Often the worshippers do not notice the change. They never spend their time in discriminating study of their idol, being exclusively occupied in worshipping it.
The task herein undertaken is not so easy. We can hardly expect to remove the particular pet deity of millions of people for thousands of years—an especially conspicuous little image at that, differing from other gods and goddesses; and substitute another figure, three times his size, of the opposite sex, and thirty years older—without somebody's noticing it.
Yet this is precisely what is required of us, by the new knowledge of to-day. We are called upon to dislodge what is easily the most popular god in the calendar, albeit the littlest; that fat fluttering small boy, congenitally blind, with his haphazard archery playthings; that undignified conception, type of folly change and irresponsible mischief, which so amazingly usurps the name and place of love. Never was there a more absurd misrepresentation.
Suppose we worshipped Fire, the great sun for our over-lord, all lesser lights in varying majesty, each hearth-fire as the genius and guardian of the home. So worshipping, suppose we chose, as ever present image of the great idea, to be pictured and sculptured far and wide, to fill all literature, to be accepted even by science as type and symbol of the Fire Divine—a match-box!
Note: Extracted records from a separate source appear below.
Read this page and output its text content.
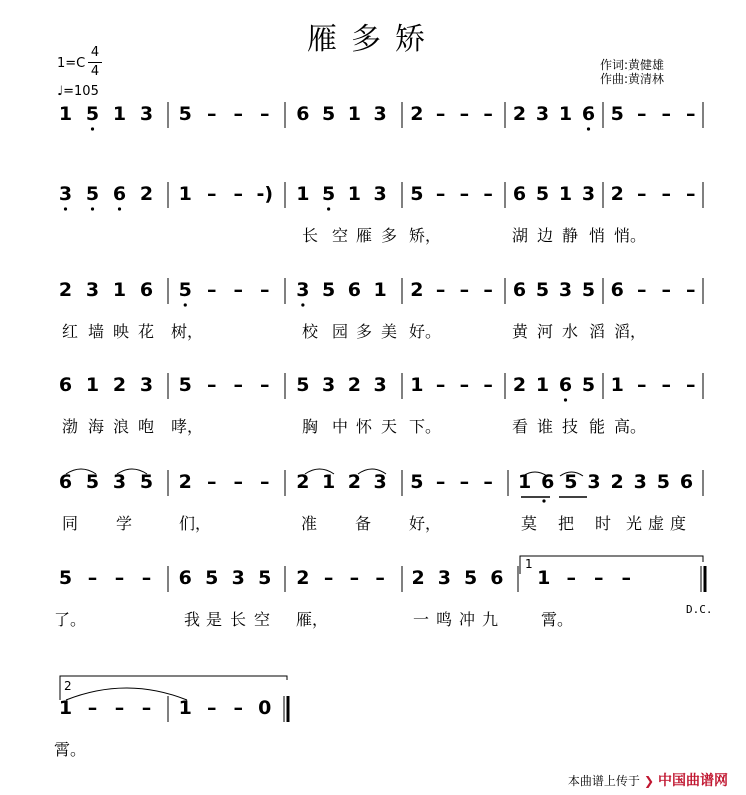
雁多矫
1=C
4
4
♩=105
作词:黄健雄
作曲:黄清林
1 5 1 3 5 – – – 6 5 1 3 2 – – – 2 3 1 6 5 – – –
3 5 6 2 1 – – -) 1 5 1 3 5 – – – 6 5 1 3 2 – – –
长 空 雁 多 矫，	湖 边 静 悄 悄。
2 3 1 6 5 – – – 3 5 6 1 2 – – – 6 5 3 5 6 – – –
红 墙 映 花 树，	校 园 多 美 好。	黄 河 水 滔 滔，
6 1 2 3 5 – – – 5 3 2 3 1 – – – 2 1 6 5 1 – – –
渤 海 浪 咆 哮，	胸 中 怀 天 下。	看 谁 技 能 高。
6 5 3 5 2 – – – 2 1 2 3 5 – – – 1 6 5 3 2 3 5 6
同 学	们，	准 备 好，	莫 把 时 光 虚 度
5 – – – 6 5 3 5 2 – – – 2 3 5 6 1 – – –
了。	我 是 长 空 雁，	一 鸣 冲 九	霄。
1 – – – 1 – – 0
霄。
1
2
D.C.
本曲谱上传于 ❯ 中国曲谱网
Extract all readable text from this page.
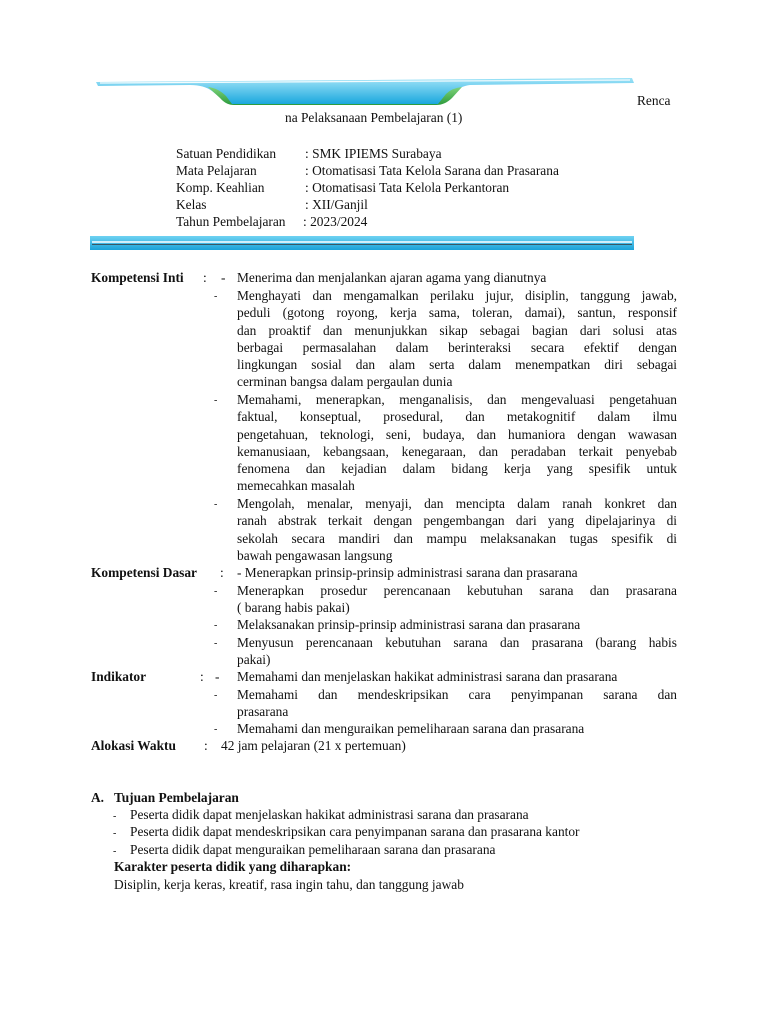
Renca
na Pelaksanaan Pembelajaran (1)
Satuan Pendidikan : SMK IPIEMS Surabaya
Mata Pelajaran	: Otomatisasi Tata Kelola Sarana dan Prasarana
Komp. Keahlian	: Otomatisasi Tata Kelola Perkantoran
Kelas	: XII/Ganjil
Tahun Pembelajaran : 2023/2024
Kompetensi Inti : - Menerima dan menjalankan ajaran agama yang dianutnya
- Menghayati dan mengamalkan perilaku jujur, disiplin, tanggung jawab,
peduli (gotong royong, kerja sama, toleran, damai), santun, responsif
dan proaktif dan menunjukkan sikap sebagai bagian dari solusi atas
berbagai permasalahan dalam berinteraksi secara efektif dengan
lingkungan sosial dan alam serta dalam menempatkan diri sebagai
cerminan bangsa dalam pergaulan dunia
- Memahami, menerapkan, menganalisis, dan mengevaluasi pengetahuan
faktual, konseptual, prosedural, dan metakognitif dalam ilmu
pengetahuan, teknologi, seni, budaya, dan humaniora dengan wawasan
kemanusiaan, kebangsaan, kenegaraan, dan peradaban terkait penyebab
fenomena dan kejadian dalam bidang kerja yang spesifik untuk
memecahkan masalah
- Mengolah, menalar, menyaji, dan mencipta dalam ranah konkret dan
ranah abstrak terkait dengan pengembangan dari yang dipelajarinya di
sekolah secara mandiri dan mampu melaksanakan tugas spesifik di
bawah pengawasan langsung
Kompetensi Dasar : - Menerapkan prinsip-prinsip administrasi sarana dan prasarana
- Menerapkan prosedur perencanaan kebutuhan sarana dan prasarana
( barang habis pakai)
- Melaksanakan prinsip-prinsip administrasi sarana dan prasarana
- Menyusun perencanaan kebutuhan sarana dan prasarana (barang habis
pakai)
Indikator	: - Memahami dan menjelaskan hakikat administrasi sarana dan prasarana
- Memahami dan mendeskripsikan cara penyimpanan sarana dan
prasarana
- Memahami dan menguraikan pemeliharaan sarana dan prasarana
Alokasi Waktu : 42 jam pelajaran (21 x pertemuan)
A. Tujuan Pembelajaran
- Peserta didik dapat menjelaskan hakikat administrasi sarana dan prasarana
- Peserta didik dapat mendeskripsikan cara penyimpanan sarana dan prasarana kantor
- Peserta didik dapat menguraikan pemeliharaan sarana dan prasarana
Karakter peserta didik yang diharapkan:
Disiplin, kerja keras, kreatif, rasa ingin tahu, dan tanggung jawab
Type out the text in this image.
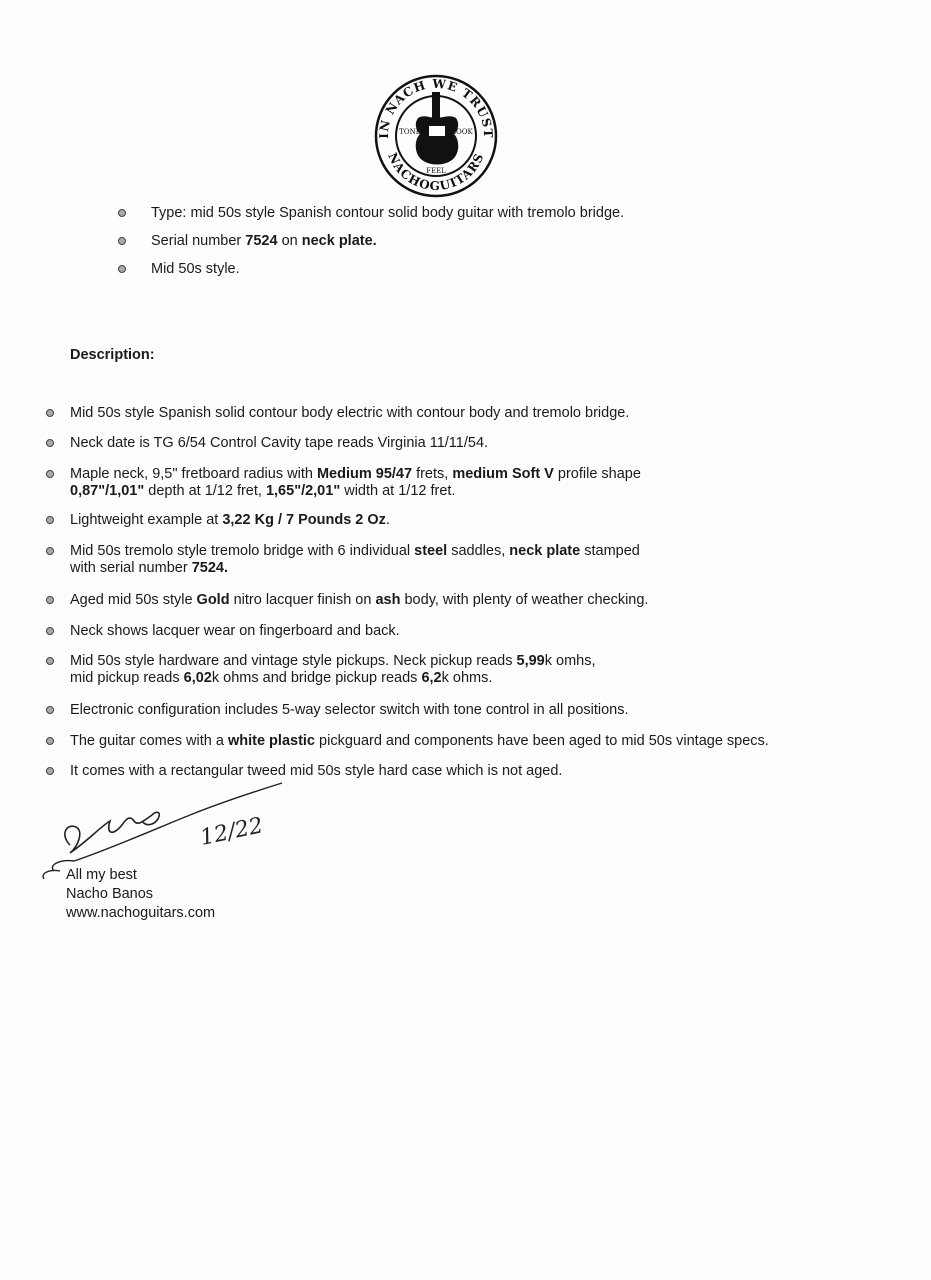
IN NACH WE TRUST
NACHOGUITARS
TONE	LOOK
FEEL
Type: mid 50s style Spanish contour solid body guitar with tremolo bridge.
Serial number 7524 on neck plate.
Mid 50s style.
Description:
Mid 50s style Spanish solid contour body electric with contour body and tremolo bridge.
Neck date is TG 6/54 Control Cavity tape reads Virginia 11/11/54.
Maple neck, 9,5" fretboard radius with Medium 95/47 frets, medium Soft V profile shape
0,87"/1,01" depth at 1/12 fret, 1,65"/2,01" width at 1/12 fret.
Lightweight example at 3,22 Kg / 7 Pounds 2 Oz.
Mid 50s tremolo style tremolo bridge with 6 individual steel saddles, neck plate stamped
with serial number 7524.
Aged mid 50s style Gold nitro lacquer finish on ash body, with plenty of weather checking.
Neck shows lacquer wear on fingerboard and back.
Mid 50s style hardware and vintage style pickups. Neck pickup reads 5,99k omhs,
mid pickup reads 6,02k ohms and bridge pickup reads 6,2k ohms.
Electronic configuration includes 5-way selector switch with tone control in all positions.
The guitar comes with a white plastic pickguard and components have been aged to mid 50s vintage specs.
It comes with a rectangular tweed mid 50s style hard case which is not aged.
12/22
All my best
Nacho Banos
www.nachoguitars.com
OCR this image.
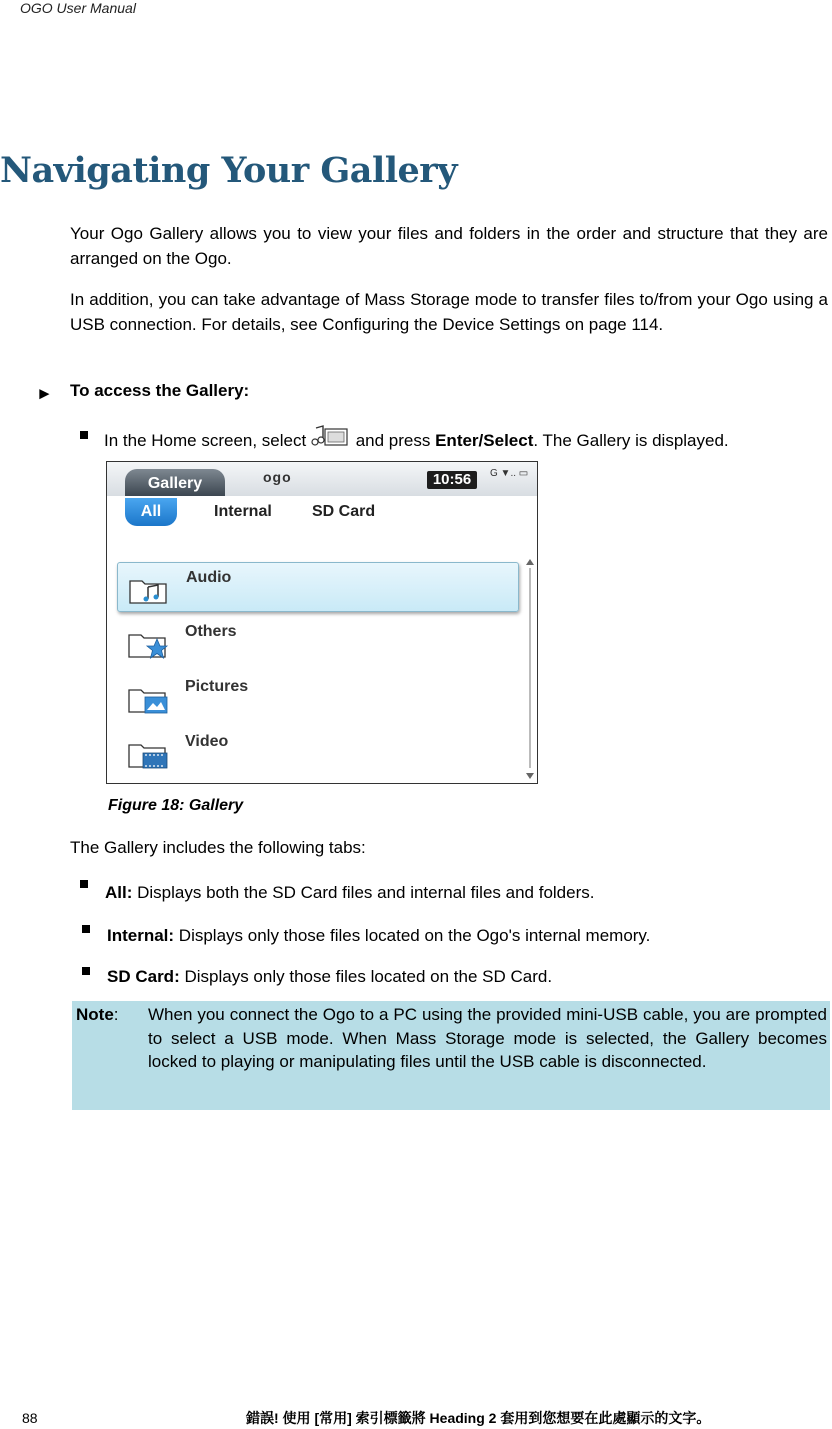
OGO User Manual
Navigating Your Gallery
Your Ogo Gallery allows you to view your files and folders in the order and structure that they are arranged on the Ogo.
In addition, you can take advantage of Mass Storage mode to transfer files to/from your Ogo using a USB connection. For details, see Configuring the Device Settings on page 114.
► To access the Gallery:
In the Home screen, select	and press Enter/Select. The Gallery is displayed.
Gallery	ogo	10:56	G ▼.. ▭
All	Internal	SD Card
Audio
Others
Pictures
Video
Figure 18: Gallery
The Gallery includes the following tabs:
All: Displays both the SD Card files and internal files and folders.
Internal: Displays only those files located on the Ogo's internal memory.
SD Card: Displays only those files located on the SD Card.
Note: When you connect the Ogo to a PC using the provided mini-USB cable, you are prompted to select a USB mode. When Mass Storage mode is selected, the Gallery becomes locked to playing or manipulating files until the USB cable is disconnected.
88	錯誤! 使用 [常用] 索引標籤將 Heading 2 套用到您想要在此處顯示的文字。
So slight, so transient, so comparatively negligible in importance, is the flickering chance-sown spark typified in this pretty chimera of flying immaturity, compared with the majestic quenchless flame of life and love we ought to worship.
We have taken the assistant for the principal, a tributary for the main stream; we have exalted Eros, the god of man's desire, and paid no heed to that great goddess of mother love to whom young Eros is but a running footman.
We are right to worship love, in all its wide, diverging branches; the love that is gratitude, love that is sympathy. love that is admiration, love that is gift and service; even the love that is but hunger—mere desire.
But when we talk of the Life Force, the strong stream of physical immortality, which has replaced form with form and kept the stream unbroken through the ages, we ought to understand whereof we speak.
That force is predominant. Under its ceaseless, upward pressure have all creatures risen from the first beginning. Resistlessly it pushes through the ages; stronger than pain or fear or anger, stronger than selfishness or pride, stronger than death. It rises like a mighty tree, branching and spreading through the changing seasons.
Death gnaws at it in vain. Death destroys the individual, not the race; death plucks the leaves, the tree lives on. That tree is motherhood.